I like a good variety of monsters. Dwarf Fortress and Zelda: BotW both have a bunch of monsters.

You know, I just remembered that another game I was thinking of emulating was [Populous: The Beginning]. I don't remember it having much in the way of non-human monsters, but replacing the roguelike idea of "cavern levels" with entire planets might be cool. ...and of course my brain starts wondering what geometry I'd use for modeling the planet's surface. Ugh.

Let's get going with the tutorial. Let's cook up some monsters!

Turn-based monsters?

The monster chapter is also setting up the game as a turn-based game. Roguelikes are traditionally turn-based... but I don't think that's what I want in my own game. I don't mind pausing, but I want the world to go ahead and do things even when the player character isn't doing anything.

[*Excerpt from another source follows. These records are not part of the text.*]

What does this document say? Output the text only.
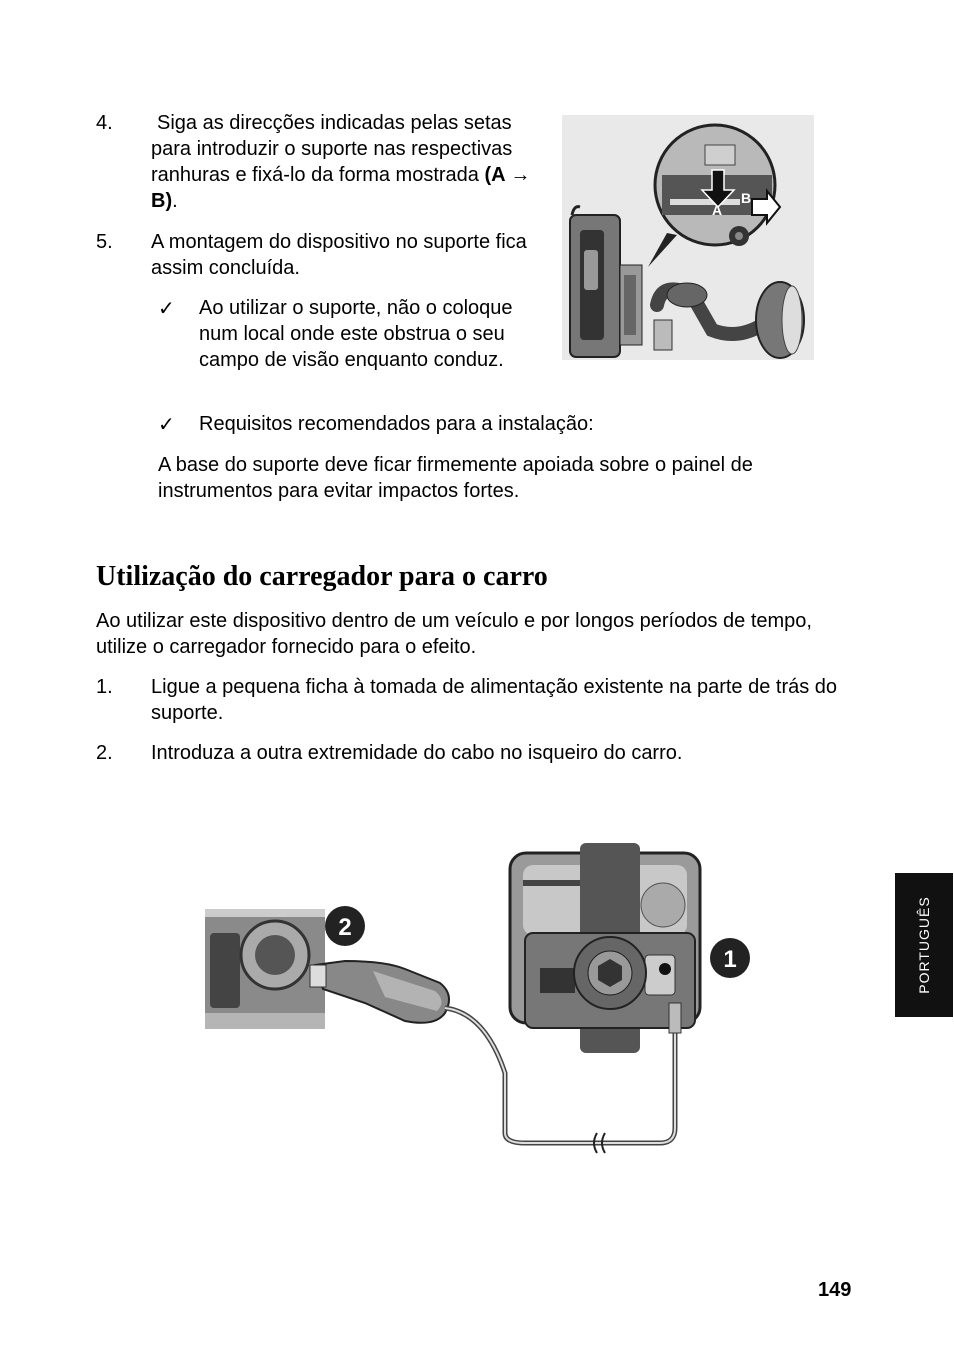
4.	Siga as direcções indicadas pelas setas para introduzir o suporte nas respectivas ranhuras e fixá-lo da forma mostrada (A → B).

5. A montagem do dispositivo no suporte fica assim concluída.

✓ Ao utilizar o suporte, não o coloque num local onde este obstrua o seu campo de visão enquanto conduz.

✓ Requisitos recomendados para a instalação:

A base do suporte deve ficar firmemente apoiada sobre o painel de instrumentos para evitar impactos fortes.

A
B
Utilização do carregador para o carro

Ao utilizar este dispositivo dentro de um veículo e por longos períodos de tempo, utilize o carregador fornecido para o efeito.

1. Ligue a pequena ficha à tomada de alimentação existente na parte de trás do suporte.

2. Introduza a outra extremidade do cabo no isqueiro do carro.

2
1	PORTUGUÊS
149
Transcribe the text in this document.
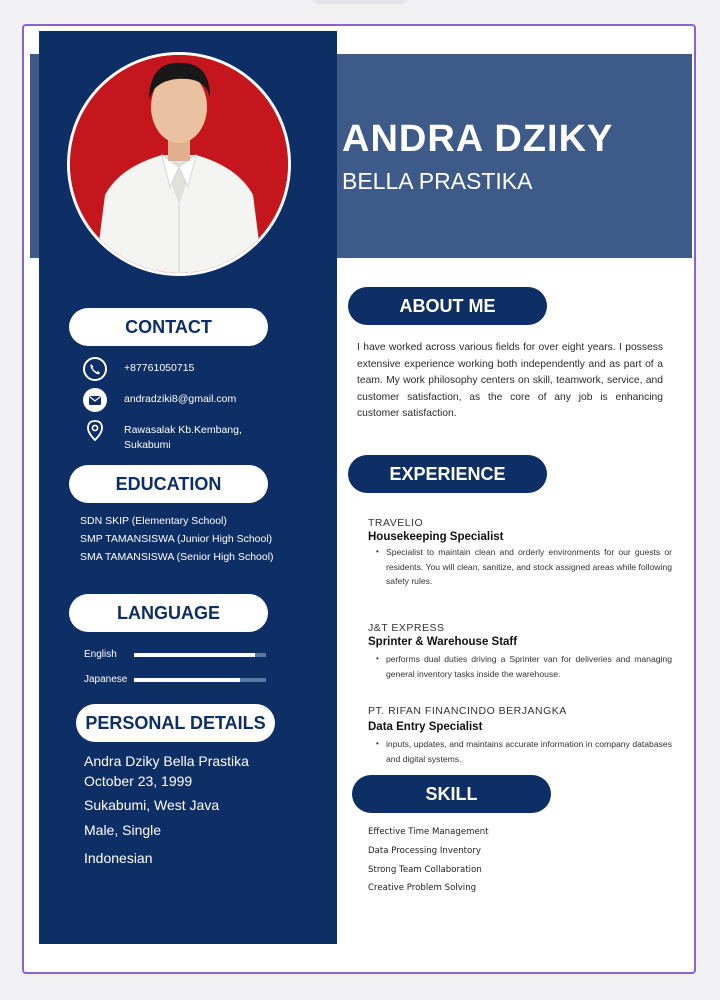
ANDRA DZIKY
BELLA PRASTIKA
CONTACT
+87761050715
andradziki8@gmail.com
Rawasalak Kb.Kembang,
Sukabumi
EDUCATION
SDN SKIP (Elementary School)
SMP TAMANSISWA (Junior High School)
SMA TAMANSISWA (Senior High School)
LANGUAGE
English
Japanese
PERSONAL DETAILS
Andra Dziky Bella Prastika
October 23, 1999
Sukabumi, West Java
Male, Single
Indonesian
ABOUT ME
I have worked across various fields for over eight years. I possess extensive experience working both independently and as part of a team. My work philosophy centers on skill, teamwork, service, and customer satisfaction, as the core of any job is enhancing customer satisfaction.
EXPERIENCE
TRAVELIO
Housekeeping Specialist
• Specialist to maintain clean and orderly environments for our guests or residents. You will clean, sanitize, and stock assigned areas while following safety rules.
J&T EXPRESS
Sprinter & Warehouse Staff
• performs dual duties driving a Sprinter van for deliveries and managing general inventory tasks inside the warehouse.
PT. RIFAN FINANCINDO BERJANGKA
Data Entry Specialist
• inputs, updates, and maintains accurate information in company databases and digital systems.
SKILL
Effective Time Management
Data Processing Inventory
Strong Team Collaboration
Creative Problem Solving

Maybe this chapter will change my mind though. 🤷

Rude Monsters

Well, I taught the monsters to hurl insults at the player whenever they can see the player. It's not much, but I'm sure my kids would love it. If they could read...

Orc #12 shouts insults!

I feel myself being dragged through the mud by that orc's sailor mouth. 😆

Damage!

On to Chapter 7!

Yes, let's make the monsters move around and do stuff. I thought this was going to be part of chapter 6.

Blocking

I got the monsters to follow the player, but there's nothing stopping them from bunching up into the same tile as each other & the player. That's not a great experience. So the next step is to implement a way to block tiles.

We'll [accomplish] this by keeping track of what parts of the map are blocked.

First, we'll add another vector of bools to our Map

Why not use a component for this? We could tag all the blocking entities, and then when querying for blocking information we'd look at blocking entities that have positions.

That is less efficient for lookup, though. For every entity that checks blocking we'd have to loop through every entity that can block. By storing a vector of bools on the map checking if a spot is blocked is just an index lookup.

D'oh

I've read further in the tutorial, and we are using components for blocking. We're improving performance by saving the spots that are blocked in a vector on the map.

Bug?

I'm seeing a weird bug where monsters are just disappearing right out of my view. I'm not sure how to recreate it consistently.

Maybe I should clone the "official" tutorial repo instead of trying to write the code myself...

Yeah, I think I will. This is a long chapter, and I don't have time to finish it tonight. I'll pick up tomorrow with combat stats. For now I'll go clone the "official" repo to work off of.